À 62 ans, j'ai arrêté sodas et snacks industriels : ce qui a bouleversé mon corps et mon esprit

Publié le Par Rédaction Elle adore
À 62 ans, j’ai arrêté sodas et snacks industriels : ce qui a bouleversé mon corps et mon esprit © Reworld Media

À 62 ans, une femme décide de rompre avec sodas et snacks industriels qui rythmaient son quotidien depuis des décennies. Entre sevrage brutal et renaissance après 60 ans, son récit éclaire ce que ces produits font vraiment au corps.

Après 60 ans, beaucoup de Français se plaignent de fatigue, de mauvais sommeil, d’esprit embrumé. En France, entre 30 % et 35 % des calories adultes viennent d’aliments ultra-transformés, d’après Ma-sante.news. La cohorte NutriNet-Santé a lié +10 % de ces produits à +12 % de maladies cardiovasculaires et +10 % de cancers. Certains seniors prouvent qu’un changement reste possible.

Le témoignage d’une Américaine, publié par VegOut, raconte comment elle a stoppé net les sodas et les snacks industriels à 62 ans. En vidant son placard, elle a retrouvé dix-sept boîtes de gâteaux emballés, achetés pour combler le vide après la mort de son mari. En comptant les canettes recyclées, elle estime avoir bu mille sodas par an pendant trente ans, soit près de 30 000 canettes, avant ce déclic.

À 62 ans, arrêter sodas et snacks

Les premiers jours, cette femme décrit une sensation de lenteur, des maux de tête et une irritabilité qui déborde sur ses proches. Elle se demande si cette agressivité vient du manque ou de sa personnalité. Pour DocteurBonnebouffe, les boissons sucrées sont des calories vides qui font grimper la glycémie puis chuter brutalement, provoquent fringales, variations d’humeur et augmentent le risque de diabète de type 2.

Au bout de trois semaines sans sodas, elle remarque que le brouillard de fin de matinée disparaît, ses mains cessent de trembler et elle ne cherche plus compulsivement du sucre. Son sommeil, morcelé depuis des années, finit par atteindre sept heures d’affilée. Les douleurs articulaires diminuent. La Santé au quotidien rappelle que chez les seniors, boissons sucrées et caféinées aggravent fatigue, troubles du sommeil, déshydratation et fragilité osseuse.

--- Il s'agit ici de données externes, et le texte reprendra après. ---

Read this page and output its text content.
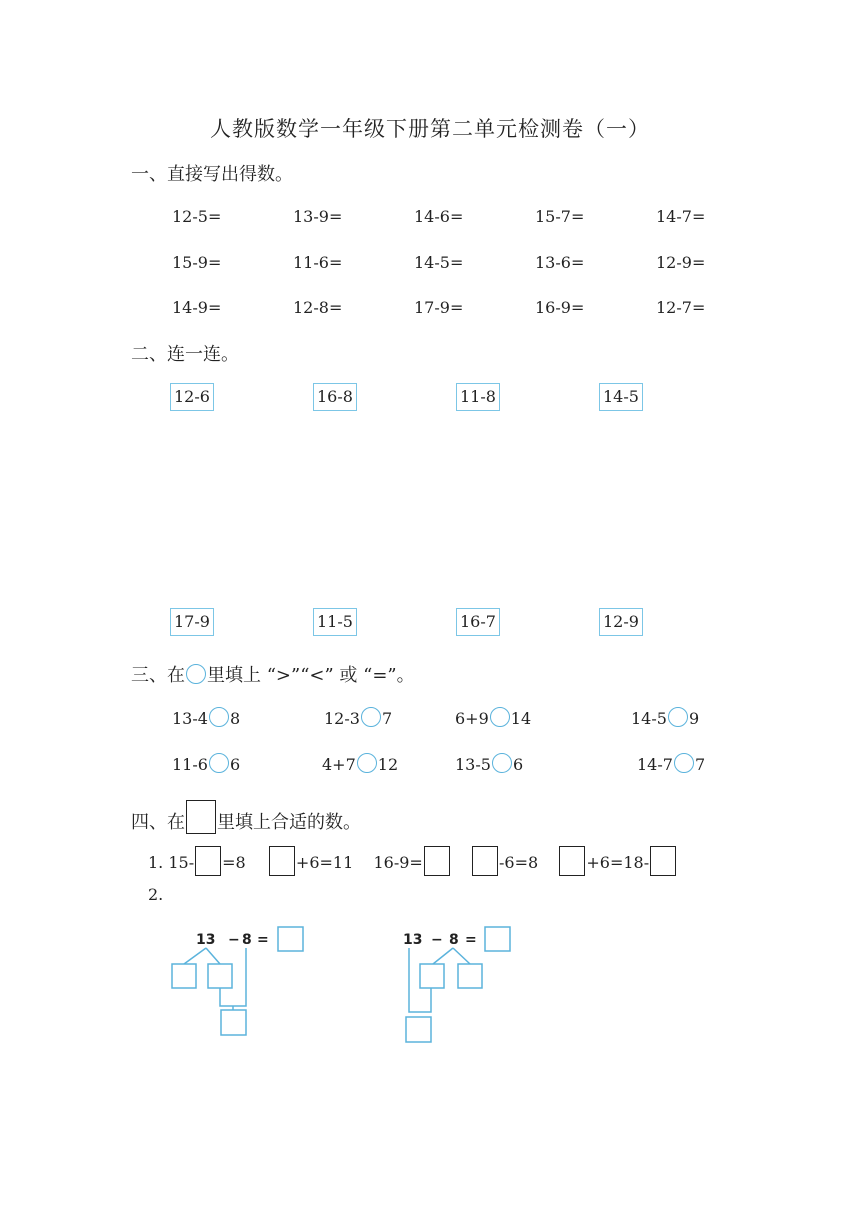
人教版数学一年级下册第二单元检测卷（一）
一、直接写出得数。
12-5=	13-9=	14-6=	15-7=	14-7=
15-9=	11-6=	14-5=	13-6=	12-9=
14-9=	12-8=	17-9=	16-9=	12-7=
二、连一连。
12-6	16-8	11-8	14-5
17-9	11-5	16-7	12-9
三、在 里填上 “>”“<” 或 “=”。
13-4 8	12-3 7	6+9 14	14-5 9
11-6 6	4+7 12	13-5 6	14-7 7
四、在 里填上合适的数。
1. 15- =8	+6=11 16-9=	-6=8	+6=18-
2.
13 − 8 =	13 − 8 =
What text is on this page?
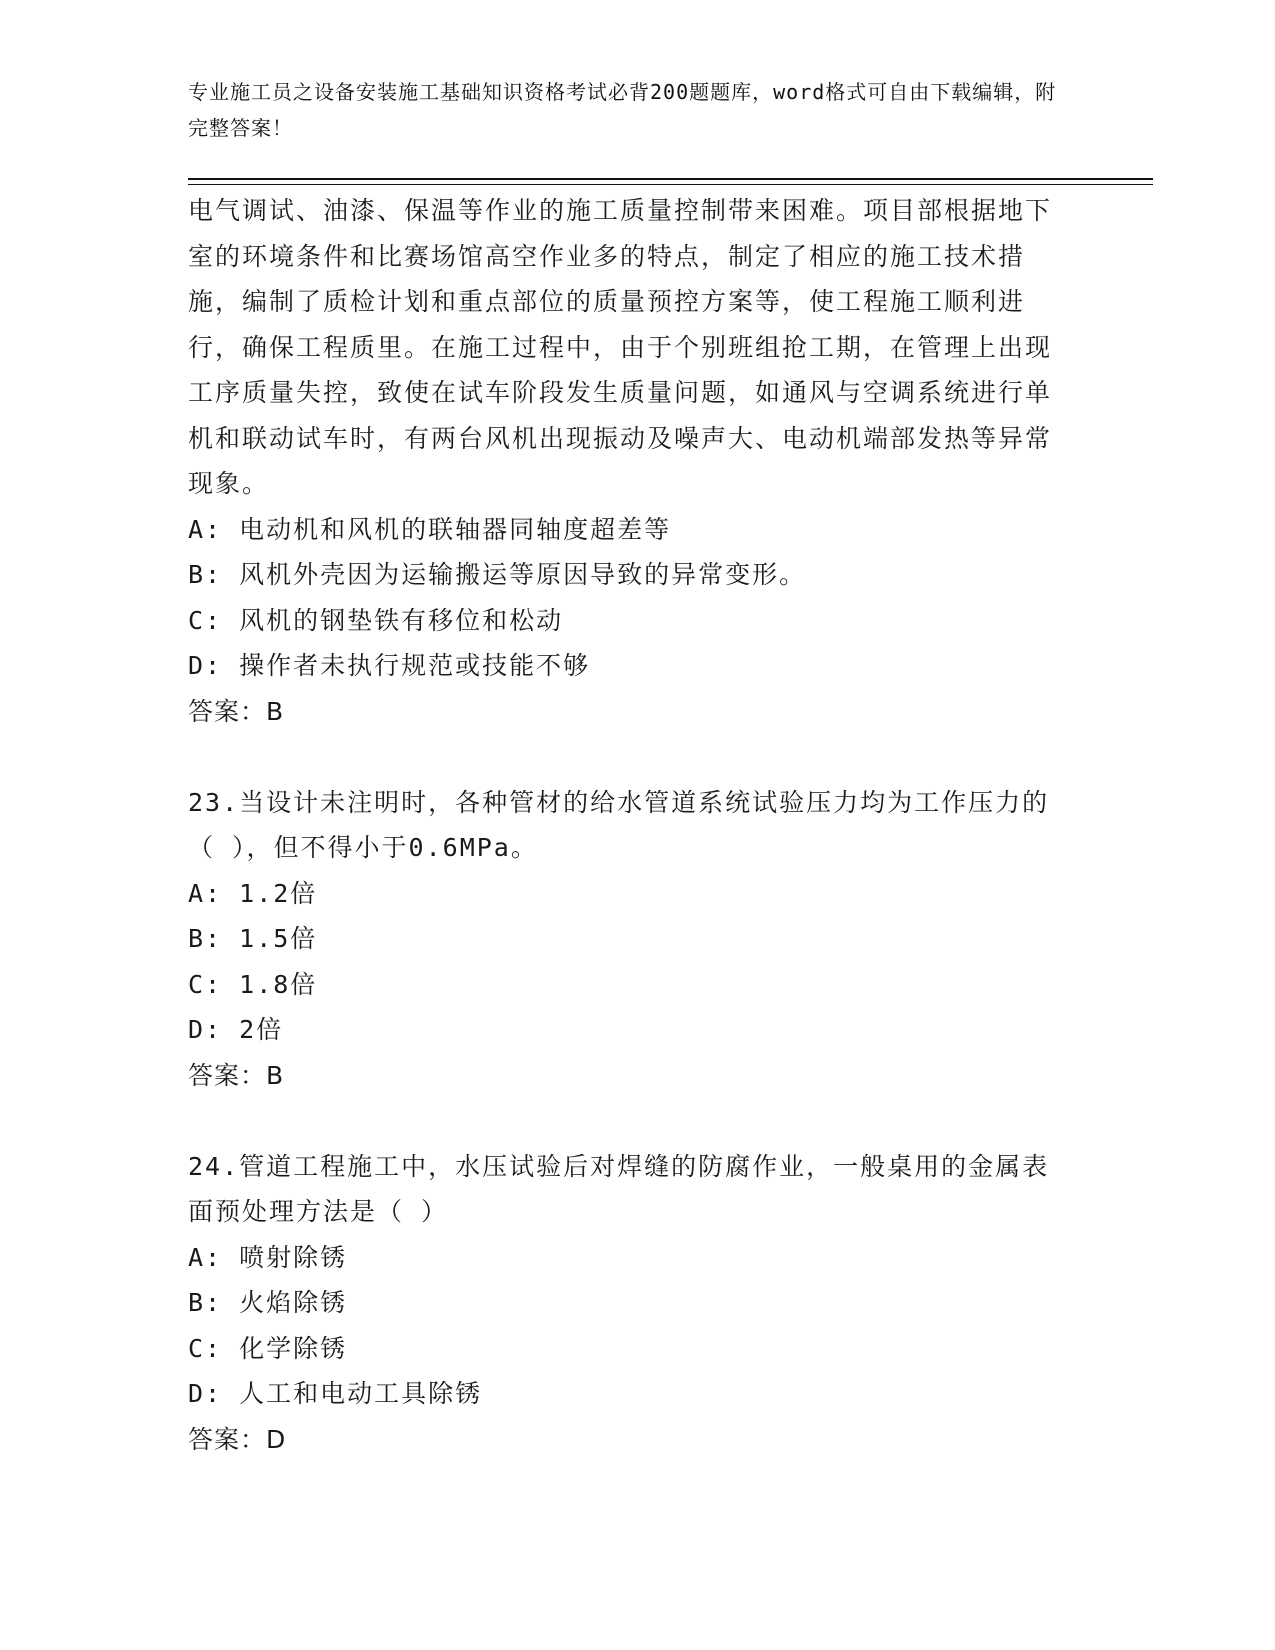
专业施工员之设备安装施工基础知识资格考试必背200题题库，word格式可自由下载编辑，附完整答案！

电气调试、油漆、保温等作业的施工质量控制带来困难。项目部根据地下室的环境条件和比赛场馆高空作业多的特点，制定了相应的施工技术措施，编制了质检计划和重点部位的质量预控方案等，使工程施工顺利进行，确保工程质里。在施工过程中，由于个别班组抢工期，在管理上出现工序质量失控，致使在试车阶段发生质量问题，如通风与空调系统进行单机和联动试车时，有两台风机出现振动及噪声大、电动机端部发热等异常现象。

A: 电动机和风机的联轴器同轴度超差等
B: 风机外壳因为运输搬运等原因导致的异常变形。
C: 风机的钢垫铁有移位和松动
D: 操作者未执行规范或技能不够
答案：B

23.当设计未注明时，各种管材的给水管道系统试验压力均为工作压力的（ ），但不得小于0.6MPa。

A: 1.2倍
B: 1.5倍
C: 1.8倍
D: 2倍
答案：B

24.管道工程施工中，水压试验后对焊缝的防腐作业，一般桌用的金属表面预处理方法是（ ）

A: 喷射除锈
B: 火焰除锈
C: 化学除锈
D: 人工和电动工具除锈
答案：D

Aliments ultra-transformés et santé après 60 ans

La classification NOVA, citée par Ma-sante.news, place les aliments ultra-transformés dans la catégorie la plus transformée : produits recomposés, riches en additifs, arômes, sucres et graisses. C’était le quotidien de cette septuagénaire entre biscuits, plats préparés et sodas. La cohorte NutriNet-Santé a montré qu’une hausse de 10 % de ces produits est associée à une augmentation de 12 % du risque de maladies cardiovasculaires et d’environ 10 % du risque de cancer.

La diététicienne Yasmine Ouédraogo/Zerbo résume le problème : « Les boissons sucrées et sodas, qui fatiguent rapidement. » et « Les snacks industriels (biscuits, bonbons, chips), pauvres en nutriments. » En France, le Programme national nutrition santé (PNNS) et Santé publique France conseillent de les limiter. Journée-mondiale.com rappelle qu’une canette de 33 cl peut apporter 35 g de sucre, soit 7 morceaux, ce qui épuise le pancréas et favorise la prise de poids.

À 70 ans, se redécouvrir autrement

Au fil des mois, cette femme constate un apaisement mental : moins de colère, plus de patience, la sensation d’un voile qui se lève. Elle dit avoir l’impression de fonctionner à 100 %, alors qu’elle vivait à 70 % en croyant que c’était normal. Des travaux des National Institutes of Health sur le régime MIND associent ce type d’alimentation à un moindre déclin cognitif chez les seniors.

En bref

  • À 62 ans, une septuagénaire raconte comment arrêter sodas et snacks industriels après 60 ans a bouleversé son quotidien, sur fond d’alertes NutriNet-Santé.
  • Entre sevrage difficile, maux de tête et irritabilité, elle voit progressivement son énergie, son sommeil et ses douleurs articulaires évoluer de façon inattendue.
  • Son état émotionnel, sa clarté mentale et sa relation à la nourriture changent, en résonance avec les données sur aliments ultra-transformés chez les seniors.